The Federal Communications Commission (FCC) has issued a citation to ride-sharing service Lyft for a violation of the Communications Act of 1934. Specifically, Lyft has been cited for breaking rules regarding the use of autodialers and prerecorded messages in advertising.
One of the primary issues in this case is the lack of an unsubscribe option from advertisements, though Lyft claims to offer such an option in its terms of service. From the FCC citation:
As part of its investigation into Lyft's compliance with FCC regulations, FCC staff discovered that—contrary to the explicit representations in the Lyft Terms of Service—Lyft does not, in fact, provide "unsubscribe options" for consumers to follow. In order to opt out of receiving text messages from Lyft, users must search for opt-out instructions on the Lyft website's "help center," which is the only place they are available. Even then, while instructions for opting out of receiving texts can be found, no such instructions for opting out of calls are available. When a user searches "opt out" in the help center, a result titled "Stop Receiving Text Messages from Lyft" is returned.

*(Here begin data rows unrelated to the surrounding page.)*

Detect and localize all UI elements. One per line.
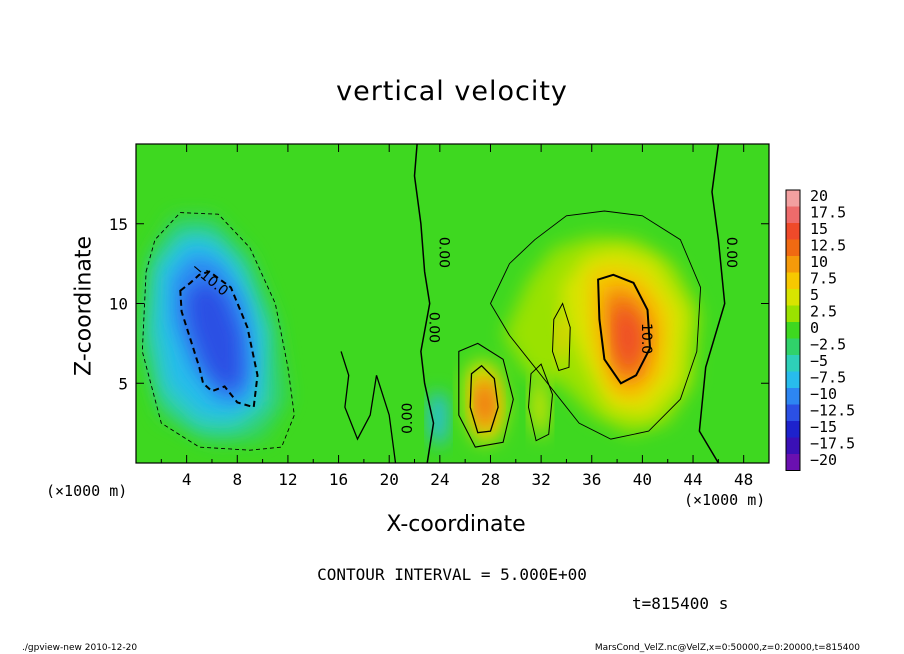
colorbar-label: −17.5 bbox=[810, 435, 855, 453]
colorbar-label: 20 bbox=[810, 187, 828, 205]
colorbar-swatch bbox=[786, 206, 800, 223]
colorbar-swatch bbox=[786, 338, 800, 355]
contour-dashed-outer bbox=[141, 212, 295, 451]
contour-zero-center bbox=[413, 144, 435, 463]
x-tick-label: 4 bbox=[182, 470, 192, 489]
contour-minus-10 bbox=[179, 270, 259, 409]
contour-small-2 bbox=[527, 363, 554, 442]
footer-program-date: ./gpview-new 2010-12-20 bbox=[22, 643, 138, 653]
y-tick-label: 5 bbox=[118, 374, 128, 393]
x-tick-label: 36 bbox=[582, 470, 601, 489]
field-region-15 bbox=[477, 386, 492, 420]
contour-plus-5-small bbox=[469, 364, 499, 434]
colorbar-swatch bbox=[786, 355, 800, 372]
heatmap-field: −10.00.000.000.00 10.00.00 bbox=[136, 144, 769, 463]
colorbar-label: −5 bbox=[810, 352, 828, 370]
contour-zero-ring bbox=[458, 342, 514, 448]
x-tick-label: 8 bbox=[232, 470, 242, 489]
contour-zero-left bbox=[340, 351, 397, 463]
colorbar-label: 17.5 bbox=[810, 204, 846, 222]
x-tick-label: 44 bbox=[683, 470, 702, 489]
colorbar-swatch bbox=[786, 223, 800, 240]
y-tick-label: 15 bbox=[109, 215, 128, 234]
colorbar-label: 2.5 bbox=[810, 303, 837, 321]
colorbar-swatch bbox=[786, 421, 800, 438]
colorbar-border bbox=[785, 189, 801, 471]
x-tick-label: 32 bbox=[531, 470, 550, 489]
colorbar-swatch bbox=[786, 272, 800, 289]
colorbar-swatch bbox=[786, 305, 800, 322]
contour-zero-right bbox=[698, 144, 726, 463]
x-tick-label: 24 bbox=[430, 470, 449, 489]
x-unit-label-right: (×1000 m) bbox=[684, 491, 766, 509]
colorbar-label: −12.5 bbox=[810, 402, 855, 420]
contour-label-6: 0.00 bbox=[723, 237, 739, 268]
colorbar-label: −2.5 bbox=[810, 336, 846, 354]
colorbar-swatch bbox=[786, 371, 800, 388]
colorbar-label: −10 bbox=[810, 385, 837, 403]
colorbar-swatch bbox=[786, 388, 800, 405]
contour-plus-5 bbox=[489, 210, 702, 440]
contour-small-1 bbox=[551, 302, 571, 372]
y-axis-label: Z-coordinate bbox=[71, 236, 97, 376]
chart-title: vertical velocity bbox=[336, 76, 568, 107]
colorbar-label: −15 bbox=[810, 418, 837, 436]
field-region-16 bbox=[555, 311, 567, 363]
colorbar-label: 5 bbox=[810, 286, 819, 304]
contour-label-4: 0.00 bbox=[426, 312, 442, 343]
colorbar: 2017.51512.5107.552.50−2.5−5−7.5−10−12.5… bbox=[785, 187, 855, 471]
contour-interval-note: CONTOUR INTERVAL = 5.000E+00 bbox=[317, 565, 587, 584]
field-region-12 bbox=[617, 313, 639, 365]
contour-label-2: 0.00 bbox=[436, 237, 452, 268]
x-tick-label: 12 bbox=[278, 470, 297, 489]
footer-source: MarsCond_VelZ.nc@VelZ,x=0:50000,z=0:2000… bbox=[594, 643, 860, 653]
y-tick-label: 10 bbox=[109, 295, 128, 314]
colorbar-swatch bbox=[786, 404, 800, 421]
colorbar-swatch bbox=[786, 289, 800, 306]
colorbar-swatch bbox=[786, 322, 800, 339]
x-tick-label: 16 bbox=[329, 470, 348, 489]
x-tick-label: 28 bbox=[481, 470, 500, 489]
colorbar-label: 10 bbox=[810, 253, 828, 271]
x-axis-label: X-coordinate bbox=[386, 512, 526, 537]
contour-plus-10 bbox=[597, 273, 652, 385]
colorbar-swatch bbox=[786, 239, 800, 256]
x-tick-label: 48 bbox=[734, 470, 753, 489]
x-tick-label: 40 bbox=[633, 470, 652, 489]
contour-label-5: 10.0 bbox=[638, 323, 654, 354]
x-tick-label: 20 bbox=[380, 470, 399, 489]
colorbar-label: −20 bbox=[810, 451, 837, 469]
time-label: t=815400 s bbox=[632, 594, 729, 613]
field-region-6 bbox=[429, 389, 448, 448]
colorbar-label: −7.5 bbox=[810, 369, 846, 387]
colorbar-label: 0 bbox=[810, 319, 819, 337]
colorbar-swatch bbox=[786, 437, 800, 454]
colorbar-swatch bbox=[786, 256, 800, 273]
x-unit-label-left: (×1000 m) bbox=[46, 482, 128, 500]
colorbar-swatch bbox=[786, 190, 800, 207]
colorbar-label: 7.5 bbox=[810, 270, 837, 288]
colorbar-label: 12.5 bbox=[810, 237, 846, 255]
field-region-17 bbox=[531, 375, 549, 440]
field-region-5 bbox=[186, 279, 242, 390]
colorbar-label: 15 bbox=[810, 220, 828, 238]
colorbar-swatch bbox=[786, 454, 800, 471]
contour-label-3: 0.00 bbox=[400, 403, 416, 434]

Additionally, opting out of receiving text messages in this manner could prevent you from receiving security confirmation text messages from Lyft as well. Because of this the commission has determined that Lyft effectively requires all users to submit to marketing texts and calls in order to use its service.
This notice from the FCC only informs Lyft that they have been found to be violating the law. At this time, however, no action will be taken against the company. Instead, its behavior will be monitored, and if violations continue, fines will be imposed.